Artificial Intelligence Can Save Mom-and-Pop Businesses. Here’s How.

save mom and pop businesses

By Susan Gonzales and Zachary Solomon

Small businesses are suffering. More than a quarter of small businesses in the United States remain closed. In New York City, an estimated one-third of small businesses may never reopen their doors. And in Los Angeles, 7,500 small businesses closed down last year — the largest number of closures in any U.S. metropolitan area.

For Black and Latinx-owned small businesses, the economic fallout from the Covid-19 pandemic has been particularly brutal. A survey organized by Small Business Majority in January 2021 found that almost one in five Black- and Hispanic-owned small businesses are expected to permanently close their businesses. Indeed, the impact of Covid-19 is more than two times larger for Black- and Hispanic-owned businesses than for White-owned businesses.

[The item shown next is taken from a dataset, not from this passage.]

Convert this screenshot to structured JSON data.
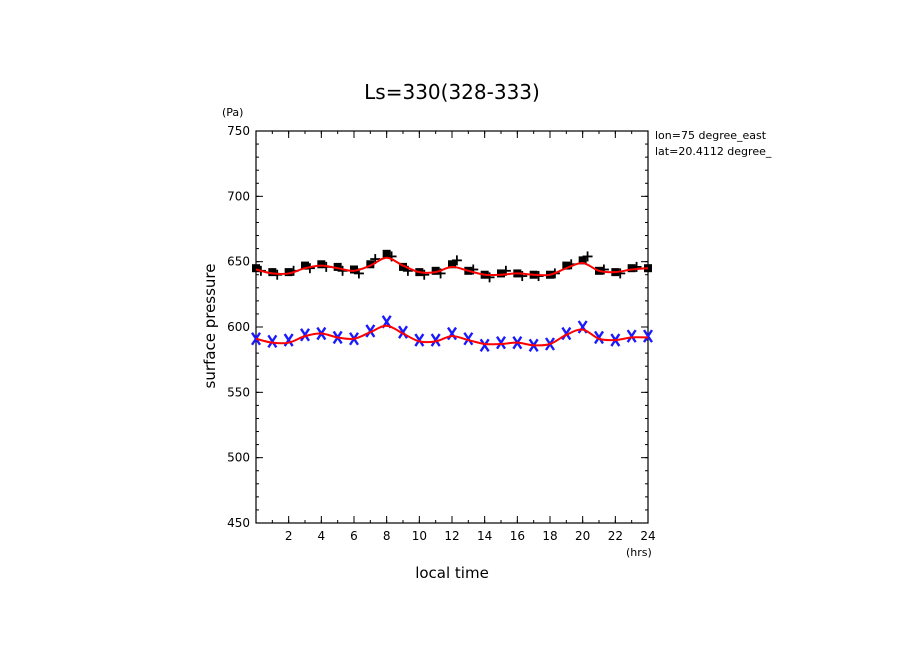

Covid-19 has presented unique challenges to mom-and-pop businesses and part of the problem is the vast disparity in Internet access. Only 66 percent of Black households and 61 percent of Latinx households have broadband Internet access. What this means is that a staggering percentage of Black and Latinx Americans rely on their smartphones as their sole means of Internet access. A 2019 report from the Pew Research Center found that 23 percent of Black adults and 25 percent of Latinx adults are smartphone-only users, compared to only 12 percent of whites. Despite this, we see little outreach aimed at teaching communities of color how to use these devices to save their small businesses.

Running a mom-and-pop business from a smartphone is not uncommon. Whether we like it or not, smartphones are the multitools of contemporary existence. Black and Latinx small business owners who lack the resources to secure robust Internet access use smartphones for everything — at least they try.

Our smartphones serve as holders of a massive amount of information built on the backbone of artificial intelligence (AI). Indeed, we are well past the time of AI as science fiction. AI is now at our fingertips — literally. But for so many small business owners, AI remains an inaccessible mystery. This is a tragedy, as these mom-and-pop businesses may find exactly what they need to rebuild after the Covid-19 storm if they are able to leverage the AI tools available on their mobile devices.

AI can help a business owner access and manage small business loans, plan recovery, generate online orders, set up delivery services, organize email campaigns, market services and products, organize accounting systems, and recruit, hire, and manage staff. Many of these tools can be accessed for free. Companies like MailChimp, x.ai, ManyChat, and Zoho offer free plans that include many of the AI features best suited for small businesses.

The learning curve is challenging but not impossible to surmount. Lower-income communities of color are often the last to receive information about new technologies and therefore are often deleteriously affected by them. Spreading information about artificial intelligence is essential to ensuring the survival of Black and Latinx-owned small businesses. AI has the potential to change the trajectory of America’s many failing small businesses. We can stop the freefall through education and outreach.

Today, philanthropic dollars are flowing into our communities to connect Black and Latinx small business owners with education, access, and aid. This is all good and necessary. But let’s not overlook the obvious. Now is the time to prioritize artificial intelligence not just as the hobby of the elite, but as a democratizing tool, one to be used to create greater social equity and economic growth in communities of color.